It’s cold out today. We got dumped on with snow, 10 or 15 centimetres, yesterday and overnight. It was little snow, so it accumulates, and it is light and fluffy.
Our house — most of our neighbourhood, actually — is situated at the top of a hill. A ridge, actually, if the name of That Girl’s school is any indication. Consequently, it is quite often quite windy, and on days where there’s a forecast of gusting winds, particularly so.
So on days like today, with blowing snow and wind chills, trust me when I tell you, it is pretty cold.
And, in the morning, I walk That Girl to school. I walk to pick her up after school most days, too, when she doesn’t have therapy or other appointments that require driving. Mornings are pretty cold, and when the wind is up, it’s mind-numbingly, skin-chillingly cold. We wear hats and scarves and neckwarmers and earmuffs on top of our snow gear to keep us warm, and we both carry a backpack (hers is school stuff; mine is her school-assigned laptop and cables and such.)
And we like to keep up a good pace, me because I like the exercise and Stinkerbelle because it gets her to school faster so she gets some playtime in with her friends. So with the pace and all the cold weather gear, by the time we are done walking, we are actually pretty warm and working up a decent sweat.
You can’t win. And quite often, it’s a miserable trudge.
There are some mornings, despite the cold, when I have some mom moments that make it all worthwhile. And I had one this morning.

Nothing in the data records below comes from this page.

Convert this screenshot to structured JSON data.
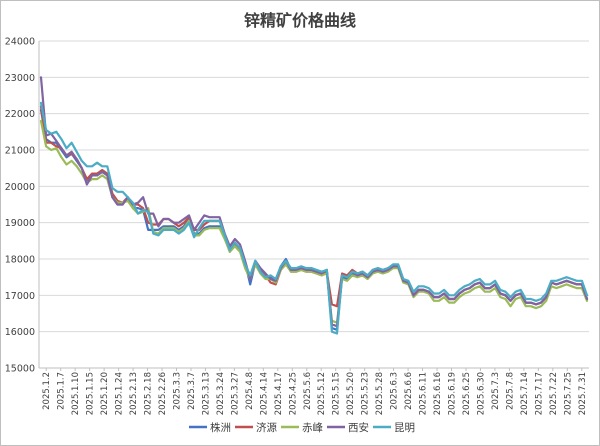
{
  "chart_data": {
    "type": "line",
    "title": "锌精矿价格曲线",
    "xlabel": "",
    "ylabel": "",
    "ylim": [
      15000,
      24000
    ],
    "yticks": [
      15000,
      16000,
      17000,
      18000,
      19000,
      20000,
      21000,
      22000,
      23000,
      24000
    ],
    "grid": "horizontal",
    "legend_position": "bottom",
    "x_tick_labels": [
      "2025.1.2",
      "2025.1.7",
      "2025.1.10",
      "2025.1.15",
      "2025.1.20",
      "2025.1.24",
      "2025.2.13",
      "2025.2.18",
      "2025.2.26",
      "2025.3.3",
      "2025.3.7",
      "2025.3.13",
      "2025.3.24",
      "2025.3.27",
      "2025.4.8",
      "2025.4.14",
      "2025.4.17",
      "2025.4.25",
      "2025.5.6",
      "2025.5.12",
      "2025.5.15",
      "2025.5.20",
      "2025.5.23",
      "2025.5.28",
      "2025.6.3",
      "2025.6.6",
      "2025.6.11",
      "2025.6.16",
      "2025.6.19",
      "2025.6.25",
      "2025.6.30",
      "2025.7.3",
      "2025.7.8",
      "2025.7.14",
      "2025.7.17",
      "2025.7.22",
      "2025.7.25",
      "2025.7.31"
    ],
    "series": [
      {
        "name": "株洲",
        "color": "#4472c4",
        "values": [
          22100,
          21300,
          21200,
          21200,
          21000,
          20800,
          20900,
          20700,
          20500,
          20100,
          20300,
          20300,
          20400,
          20300,
          19700,
          19500,
          19500,
          19700,
          19400,
          19400,
          19350,
          18800,
          18800,
          18800,
          18900,
          18900,
          18900,
          18800,
          18900,
          19100,
          18700,
          18700,
          18850,
          18900,
          18900,
          18900,
          18600,
          18200,
          18400,
          18300,
          17900,
          17300,
          17900,
          17700,
          17500,
          17500,
          17400,
          17800,
          18000,
          17700,
          17700,
          17750,
          17700,
          17700,
          17650,
          17600,
          17700,
          16100,
          16050,
          17500,
          17450,
          17600,
          17550,
          17600,
          17500,
          17650,
          17700,
          17650,
          17700,
          17800,
          17800,
          17400,
          17350,
          17000,
          17150,
          17150,
          17100,
          16950,
          16950,
          17050,
          16900,
          16900,
          17050,
          17150,
          17200,
          17300,
          17350,
          17200,
          17200,
          17300,
          17050,
          17000,
          16850,
          17000,
          17050,
          16800,
          16800,
          16750,
          16800,
          16950,
          17350,
          17300,
          17350,
          17400,
          17350,
          17300,
          17300,
          16900
        ]
      },
      {
        "name": "济源",
        "color": "#c0504d",
        "values": [
          22200,
          21200,
          21200,
          21100,
          21050,
          20850,
          20900,
          20750,
          20500,
          20200,
          20350,
          20350,
          20450,
          20350,
          19800,
          19600,
          19550,
          19700,
          19500,
          19500,
          19400,
          19000,
          18950,
          18950,
          19100,
          19100,
          19000,
          18900,
          19000,
          19150,
          18800,
          18800,
          18950,
          19050,
          19050,
          19050,
          18650,
          18300,
          18450,
          18250,
          17800,
          17550,
          17850,
          17700,
          17550,
          17350,
          17300,
          17700,
          17900,
          17650,
          17650,
          17700,
          17650,
          17650,
          17600,
          17550,
          17650,
          16750,
          16700,
          17600,
          17550,
          17700,
          17600,
          17650,
          17550,
          17700,
          17750,
          17700,
          17750,
          17800,
          17800,
          17400,
          17350,
          17000,
          17150,
          17150,
          17100,
          16950,
          16950,
          17050,
          16900,
          16900,
          17050,
          17150,
          17200,
          17300,
          17350,
          17200,
          17200,
          17300,
          17050,
          17000,
          16850,
          17000,
          17050,
          16800,
          16800,
          16750,
          16800,
          16950,
          17350,
          17300,
          17350,
          17400,
          17350,
          17300,
          17300,
          16900
        ]
      },
      {
        "name": "赤峰",
        "color": "#9bbb59",
        "values": [
          21800,
          21100,
          21000,
          21050,
          20800,
          20600,
          20700,
          20550,
          20350,
          20100,
          20200,
          20200,
          20300,
          20200,
          19700,
          19550,
          19550,
          19600,
          19400,
          19250,
          19300,
          19400,
          18750,
          18700,
          18850,
          18850,
          18850,
          18750,
          18850,
          19050,
          18650,
          18650,
          18800,
          18850,
          18850,
          18850,
          18550,
          18200,
          18350,
          18200,
          17750,
          17450,
          17850,
          17600,
          17450,
          17450,
          17350,
          17700,
          17850,
          17650,
          17650,
          17700,
          17650,
          17650,
          17600,
          17550,
          17600,
          16300,
          16250,
          17450,
          17400,
          17550,
          17500,
          17550,
          17450,
          17600,
          17650,
          17600,
          17650,
          17750,
          17750,
          17350,
          17300,
          16950,
          17100,
          17100,
          17050,
          16850,
          16850,
          16950,
          16800,
          16800,
          16950,
          17050,
          17100,
          17200,
          17250,
          17100,
          17100,
          17200,
          16950,
          16900,
          16700,
          16900,
          16950,
          16700,
          16700,
          16650,
          16700,
          16850,
          17250,
          17200,
          17250,
          17300,
          17250,
          17200,
          17200,
          16850
        ]
      },
      {
        "name": "西安",
        "color": "#8064a2",
        "values": [
          23000,
          21400,
          21450,
          21250,
          21050,
          20850,
          20950,
          20750,
          20500,
          20050,
          20300,
          20300,
          20400,
          20300,
          19700,
          19500,
          19500,
          19700,
          19500,
          19550,
          19700,
          19250,
          19250,
          18900,
          19100,
          19100,
          19000,
          19000,
          19100,
          19200,
          18800,
          19000,
          19200,
          19150,
          19150,
          19150,
          18700,
          18350,
          18550,
          18400,
          17950,
          17450,
          17950,
          17750,
          17600,
          17450,
          17400,
          17750,
          17950,
          17700,
          17700,
          17750,
          17700,
          17700,
          17650,
          17600,
          17700,
          16200,
          16150,
          17550,
          17500,
          17650,
          17550,
          17600,
          17500,
          17650,
          17700,
          17650,
          17700,
          17800,
          17800,
          17400,
          17350,
          17000,
          17150,
          17150,
          17100,
          16950,
          16950,
          17050,
          16900,
          16900,
          17050,
          17150,
          17200,
          17300,
          17350,
          17200,
          17200,
          17300,
          17050,
          17000,
          16850,
          17000,
          17050,
          16800,
          16800,
          16750,
          16800,
          16950,
          17350,
          17300,
          17350,
          17400,
          17350,
          17300,
          17300,
          16900
        ]
      },
      {
        "name": "昆明",
        "color": "#4bacc6",
        "values": [
          22300,
          21550,
          21450,
          21500,
          21300,
          21050,
          21200,
          20950,
          20700,
          20550,
          20550,
          20650,
          20550,
          20550,
          19950,
          19850,
          19850,
          19700,
          19550,
          19250,
          19350,
          19300,
          18700,
          18650,
          18800,
          18800,
          18800,
          18700,
          18800,
          19000,
          18600,
          18850,
          19050,
          19050,
          19050,
          19050,
          18650,
          18250,
          18450,
          18300,
          17850,
          17550,
          17950,
          17650,
          17500,
          17550,
          17450,
          17800,
          17950,
          17750,
          17750,
          17800,
          17750,
          17750,
          17700,
          17650,
          17700,
          16000,
          15950,
          17550,
          17500,
          17650,
          17600,
          17650,
          17550,
          17700,
          17750,
          17700,
          17750,
          17850,
          17850,
          17450,
          17400,
          17100,
          17250,
          17250,
          17200,
          17050,
          17050,
          17150,
          17000,
          17000,
          17150,
          17250,
          17300,
          17400,
          17450,
          17300,
          17300,
          17400,
          17150,
          17100,
          16950,
          17100,
          17150,
          16900,
          16900,
          16850,
          16900,
          17050,
          17400,
          17400,
          17450,
          17500,
          17450,
          17400,
          17400,
          17000
        ]
      }
    ]
  }
}
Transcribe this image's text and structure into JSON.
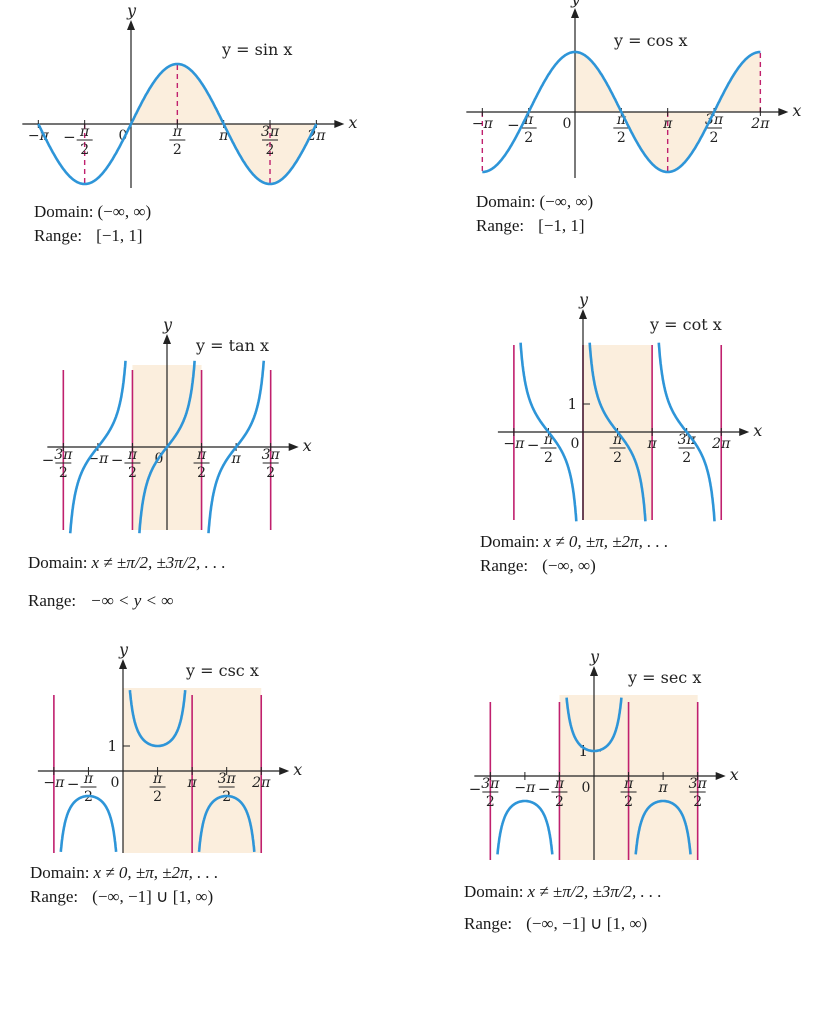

We were crossing the crosswalk on the busy road that separates our little street in our neighbourhood from where the school is located, and heading up over the hump of snow that was left by the plows and onto the sidewalk. The snow was fresh and deep, but another parent had gone before us, pulling a sled with his two kids in it, and that had left a path. So I guided That Girl up over the snowbank ahead of me and told her to walk on the path in front of me.
And as we walked, I had that mom moment. I’ve mentioned it before. We weren’t talking; just walking along, single-file, on the way to school. But seeing my daughter walking along in front of me, all bundled up, her purposeful little walk, independently trudge-trudge-trudging along to school — it melts my heart.
Her sense of self, her little bit of independence, her happy determination and purpose, it makes my heart sing. Seeing this infant grow and become a little girl who loves school and knows (mostly) where she is going — suddenly so much time has passed me by, but so much of her future stretches out before her.
I am proud of her. I want to urge her on and see who she will be and what she will become.
I want to reach out and grab hold of her hand and never let her grow up and away from me.
I feel a rush of conflicting feelings watching that snowsuit-clad little figure, trudging along in front of me with her princess backpack with her favourite Pony dangling off one strap.
I keep them to myself. But when she glances back at me, I smile at her, and hope that she knows I am happy, and that I love her more than I ever knew it was possible to love, and that I will always be here with her, even if I sometimes begin to lag behind.